- Born: 1932
- Died: 2006
- Other names: Anautalik, Anowtelik, Annowtalik
- Known for: Graphic Arts, Sculpture
- Spouse: Mary Ayaq Anowtalik

= Luke Anowtalik =

Canadian Inuk sculptor

Luke Anowtalik (1932 - 2006) was an Inuk artist based in Arviat, Nunavut.

His work is included in the collections of the Winnipeg Art Gallery, and National Gallery of Canada.

== Biography ==
Anowtalik was born near Ennadai Lake, Nunavut in 1932. After he and his younger sister Kunee (Rita) lost their parents to starvation, they were relocated to Churchill, Manitoba by trapper Charlie Schweder.

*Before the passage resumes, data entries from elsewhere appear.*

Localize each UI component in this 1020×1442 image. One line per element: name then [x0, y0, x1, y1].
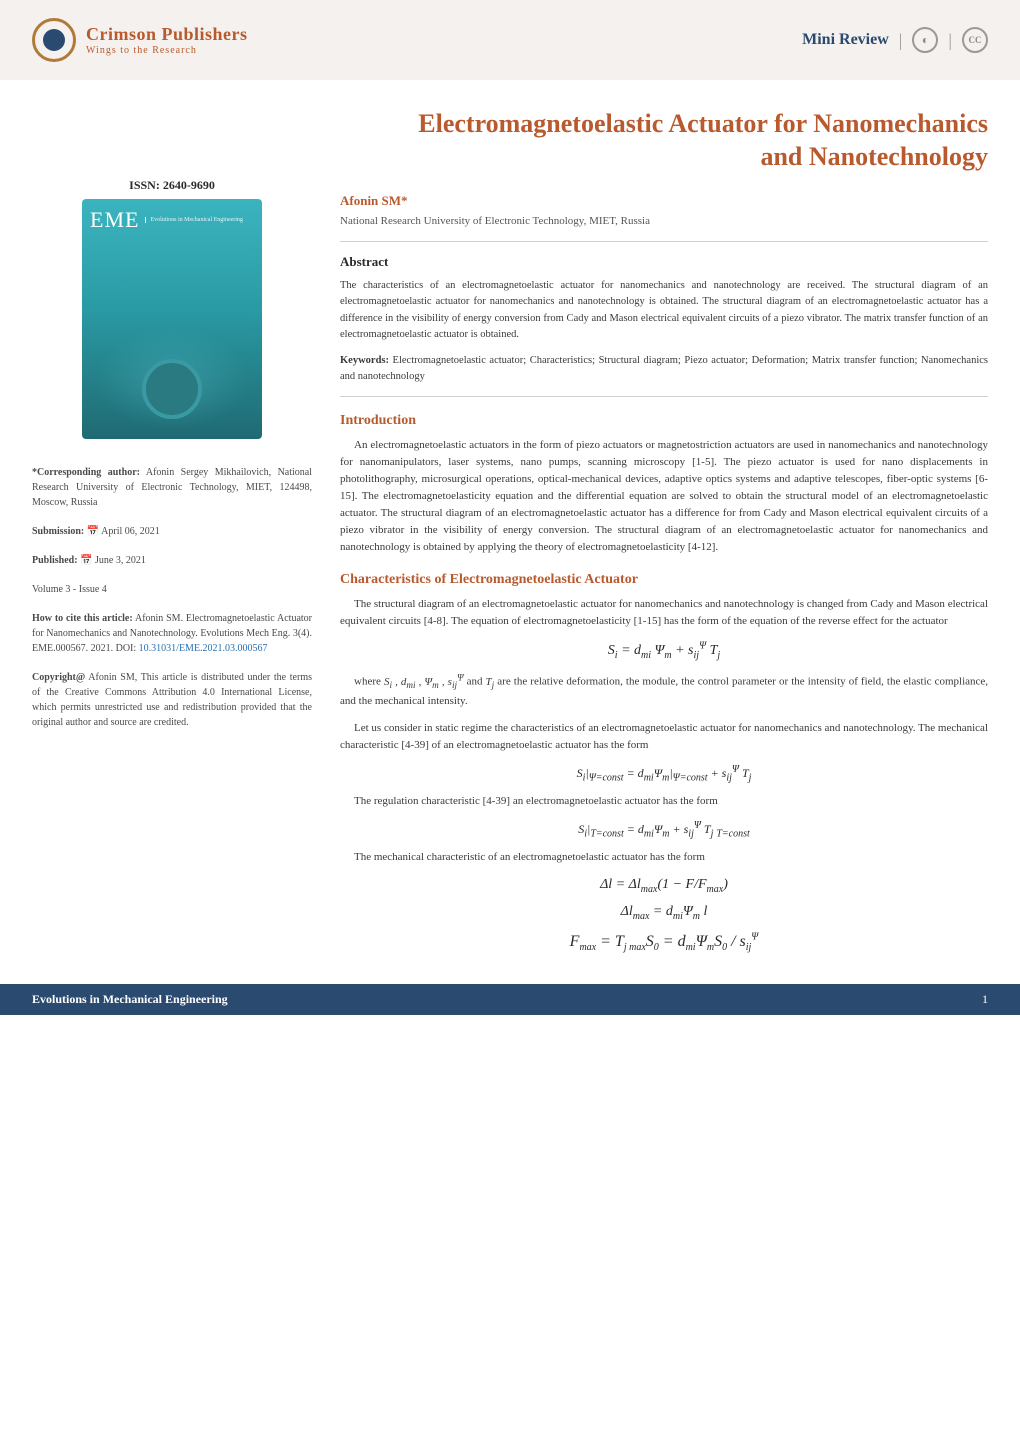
- divider: [340, 241, 988, 242]
- equation-2: Si|Ψ=const = dmiΨm|Ψ=const + sijΨ Tj: [340, 764, 988, 783]
- sidebar: ISSN: 2640-9690 EME Evolutions in Mechan…: [32, 108, 312, 964]
- keywords-section: Keywords: Electromagnetoelastic actuator…: [340, 353, 988, 386]
- publisher-tagline: Wings to the Research: [86, 45, 248, 56]
- footer-journal-name: Evolutions in Mechanical Engineering: [32, 992, 228, 1007]
- divider: |: [899, 30, 903, 51]
- cover-abbrev: EME: [90, 207, 139, 233]
- journal-cover: EME Evolutions in Mechanical Engineering: [82, 199, 262, 439]
- divider: |: [948, 30, 952, 51]
- calendar-icon: 📅: [80, 555, 92, 566]
- equation-4: Δl = Δlmax(1 − F/Fmax): [340, 877, 988, 895]
- abstract-section: Abstract The characteristics of an elect…: [340, 254, 988, 343]
- gear-icon: [142, 359, 202, 419]
- equation-3: Si|T=const = dmiΨm + sijΨ Tj T=const: [340, 820, 988, 839]
- issn-label: ISSN: 2640-9690: [32, 178, 312, 193]
- cc-license-icon: CC: [962, 27, 988, 53]
- volume-issue: Volume 3 - Issue 4: [32, 582, 312, 597]
- characteristics-p4: The regulation characteristic [4-39] an …: [340, 793, 988, 810]
- characteristics-p2: where Si , dmi , Ψm , sijΨ and Tj are th…: [340, 670, 988, 709]
- divider: [340, 396, 988, 397]
- corresponding-label: *Corresponding author:: [32, 467, 140, 478]
- header-badges: Mini Review | ◐ | CC: [802, 27, 988, 53]
- review-type-label: Mini Review: [802, 31, 889, 49]
- equation-1: Si = dmi Ψm + sijΨ Tj: [340, 640, 988, 660]
- publisher-name: Crimson Publishers: [86, 24, 248, 45]
- cover-subtitle: Evolutions in Mechanical Engineering: [145, 217, 242, 224]
- footer-bar: Evolutions in Mechanical Engineering 1: [0, 984, 1020, 1015]
- introduction-heading: Introduction: [340, 413, 988, 429]
- open-access-icon: ◐: [912, 27, 938, 53]
- author-name: Afonin SM*: [340, 193, 988, 209]
- logo-text: Crimson Publishers Wings to the Research: [86, 24, 248, 56]
- calendar-icon: 📅: [87, 526, 99, 537]
- copyright-block: Copyright@ Afonin SM, This article is di…: [32, 670, 312, 730]
- submission-label: Submission:: [32, 526, 87, 537]
- article-content: Electromagnetoelastic Actuator for Nanom…: [340, 108, 988, 964]
- header-bar: Crimson Publishers Wings to the Research…: [0, 0, 1020, 80]
- characteristics-p1: The structural diagram of an electromagn…: [340, 596, 988, 630]
- equation-6: Fmax = Tj maxS0 = dmiΨmS0 / sijΨ: [340, 932, 988, 954]
- published-date: June 3, 2021: [93, 555, 146, 566]
- copyright-label: Copyright@: [32, 672, 85, 683]
- characteristics-p3: Let us consider in static regime the cha…: [340, 720, 988, 754]
- corresponding-author-block: *Corresponding author: Afonin Sergey Mik…: [32, 465, 312, 510]
- submission-date: April 06, 2021: [99, 526, 160, 537]
- cover-art: [82, 319, 262, 439]
- published-block: Published: 📅 June 3, 2021: [32, 553, 312, 568]
- abstract-heading: Abstract: [340, 254, 988, 270]
- main-content: ISSN: 2640-9690 EME Evolutions in Mechan…: [0, 80, 1020, 984]
- footer-page-number: 1: [982, 992, 988, 1007]
- cite-label: How to cite this article:: [32, 613, 133, 624]
- published-label: Published:: [32, 555, 80, 566]
- how-to-cite-block: How to cite this article: Afonin SM. Ele…: [32, 611, 312, 656]
- equation-5: Δlmax = dmiΨm l: [340, 904, 988, 922]
- introduction-text: An electromagnetoelastic actuators in th…: [340, 437, 988, 556]
- keywords-label: Keywords:: [340, 355, 389, 366]
- article-title: Electromagnetoelastic Actuator for Nanom…: [340, 108, 988, 173]
- keywords-text: Electromagnetoelastic actuator; Characte…: [340, 355, 988, 382]
- submission-block: Submission: 📅 April 06, 2021: [32, 524, 312, 539]
- author-affiliation: National Research University of Electron…: [340, 215, 988, 227]
- characteristics-heading: Characteristics of Electromagnetoelastic…: [340, 572, 988, 588]
- characteristics-p5: The mechanical characteristic of an elec…: [340, 849, 988, 866]
- doi-link[interactable]: 10.31031/EME.2021.03.000567: [139, 643, 268, 654]
- publisher-logo-group: Crimson Publishers Wings to the Research: [32, 18, 248, 62]
- abstract-text: The characteristics of an electromagneto…: [340, 278, 988, 343]
- logo-icon: [32, 18, 76, 62]
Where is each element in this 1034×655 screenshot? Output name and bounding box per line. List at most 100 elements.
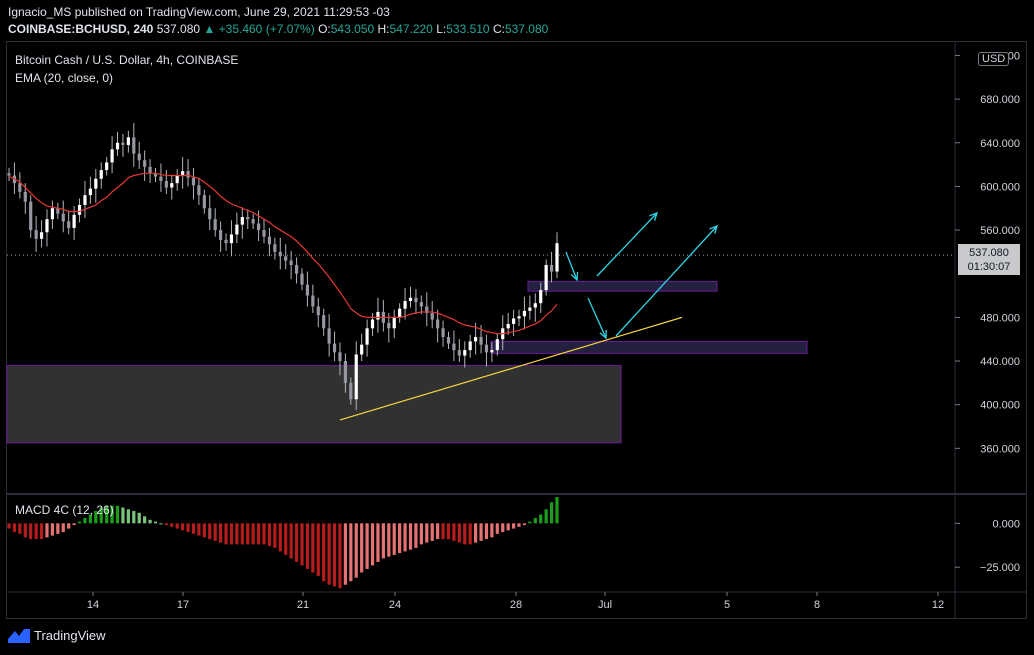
currency-badge[interactable]: USD xyxy=(978,52,1010,66)
candle-body xyxy=(441,328,445,338)
candle-body xyxy=(479,337,483,345)
candle-body xyxy=(360,344,364,355)
macd-bar xyxy=(387,523,391,557)
macd-bar xyxy=(544,509,548,524)
macd-bar xyxy=(316,523,320,576)
candle-body xyxy=(278,251,282,257)
macd-bar xyxy=(229,523,234,545)
support-zone xyxy=(490,340,808,354)
candle-body xyxy=(316,306,320,316)
macd-bar xyxy=(175,523,179,529)
candle-body xyxy=(224,239,228,244)
candle-body xyxy=(425,306,429,314)
candle-body xyxy=(186,171,190,178)
candle-body xyxy=(159,176,163,181)
candle-body xyxy=(256,223,261,231)
macd-bar xyxy=(392,523,396,555)
macd-bar xyxy=(322,523,326,582)
macd-bar xyxy=(251,523,255,545)
candle-body xyxy=(457,350,461,356)
candle-body xyxy=(202,195,206,209)
candle-body xyxy=(197,185,201,196)
macd-bar xyxy=(94,511,98,524)
candle-body xyxy=(164,180,168,188)
brand-name: TradingView xyxy=(34,627,106,643)
candle-body xyxy=(240,216,244,225)
y-tick-label: 360.000 xyxy=(980,443,1020,455)
macd-bar xyxy=(126,509,130,524)
macd-bar xyxy=(463,523,467,545)
macd-bar xyxy=(132,511,136,524)
x-tick-label: 5 xyxy=(724,599,730,611)
macd-bar xyxy=(501,523,505,533)
candle-body xyxy=(370,319,375,329)
macd-bar xyxy=(273,523,277,548)
candle-body xyxy=(408,297,413,302)
macd-bar xyxy=(197,523,201,536)
candle-body xyxy=(300,273,304,285)
high-value: 547.220 xyxy=(389,22,433,36)
candle-body xyxy=(213,219,217,231)
macd-bar xyxy=(408,523,413,550)
candle-body xyxy=(522,310,527,317)
candle-body xyxy=(398,308,402,318)
candle-body xyxy=(511,318,516,324)
y-tick-label: 480.000 xyxy=(980,312,1020,324)
macd-legend[interactable]: MACD 4C (12, 26) xyxy=(15,503,114,517)
current-price-label: 537.080 01:30:07 xyxy=(958,244,1020,275)
candle-body xyxy=(175,175,179,184)
x-tick-label: 17 xyxy=(177,599,189,611)
candle-body xyxy=(419,302,423,307)
candle-body xyxy=(506,323,510,329)
y-tick-label: 400.000 xyxy=(980,400,1020,412)
candle-body xyxy=(72,214,76,228)
macd-bar xyxy=(159,523,163,525)
macd-bar xyxy=(148,519,152,524)
macd-bar xyxy=(555,497,559,524)
candle-body xyxy=(403,301,407,309)
candle-body xyxy=(115,142,120,150)
y-tick-label: 440.000 xyxy=(980,356,1020,368)
macd-bar xyxy=(88,514,92,524)
macd-bar xyxy=(208,523,212,540)
chart-frame[interactable] xyxy=(6,41,1027,619)
candle-body xyxy=(170,183,174,188)
macd-bar xyxy=(294,523,299,562)
macd-bar xyxy=(256,523,261,545)
macd-bar xyxy=(338,523,342,589)
macd-tick-label: −25.000 xyxy=(980,562,1020,574)
x-tick-label: Jul xyxy=(598,599,612,611)
candle-body xyxy=(29,201,33,231)
candle-body xyxy=(311,295,315,307)
projection-arrow xyxy=(596,212,658,277)
candle-body xyxy=(533,303,537,308)
macd-bar xyxy=(12,523,17,533)
candle-body xyxy=(322,315,326,329)
candle-body xyxy=(539,290,543,304)
high-label: H: xyxy=(377,22,390,36)
ema-legend[interactable]: EMA (20, close, 0) xyxy=(15,71,114,85)
symbol-quote-line: COINBASE:BCHUSD, 240 537.080 ▲ +35.460 (… xyxy=(8,22,548,36)
low-label: L: xyxy=(436,22,447,36)
candle-body xyxy=(67,221,71,228)
candle-body xyxy=(99,170,103,179)
ema-line xyxy=(8,172,558,335)
candle-body xyxy=(555,243,559,272)
macd-bar xyxy=(511,523,516,529)
macd-bar xyxy=(262,523,266,545)
y-tick-label: 560.000 xyxy=(980,225,1020,237)
candle-body xyxy=(153,173,158,177)
candle-body xyxy=(267,236,272,245)
footer-brand[interactable]: TradingView xyxy=(8,627,106,643)
candle-body xyxy=(528,307,532,311)
macd-bar xyxy=(528,521,532,524)
candle-body xyxy=(229,234,234,244)
macd-bar xyxy=(29,523,33,540)
candle-body xyxy=(251,219,255,224)
macd-bar xyxy=(284,523,288,555)
close-value: 537.080 xyxy=(504,22,549,36)
macd-bar xyxy=(45,523,49,538)
candle-body xyxy=(474,337,478,342)
candle-body xyxy=(23,191,27,202)
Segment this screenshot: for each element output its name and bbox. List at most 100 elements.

Luke and Rita's story is shared in the book No Man's River by Farley Mowat.

Two years after the relocation, Anowtalik trekked by dogsled by himself back to Ennadai Lake where he was rescued by the family of Andy Aulatjut. Anowtalik married Aulajut's daughter Mary Ayaq Anowtalik and the two were featured on the cover of Life Magazine's February 27th, 1956 issue with one of their children.

Anowtalik and his family were forcibly displaced by the Canadian government to Nueltin Lake in May of 1950, to Hennik Lake in 1957, and later to Arviat in 1959.

He began carving in 1962 when the arts movement began in Arviat. Anowtalik frequently collaborated on sculptures with his wife.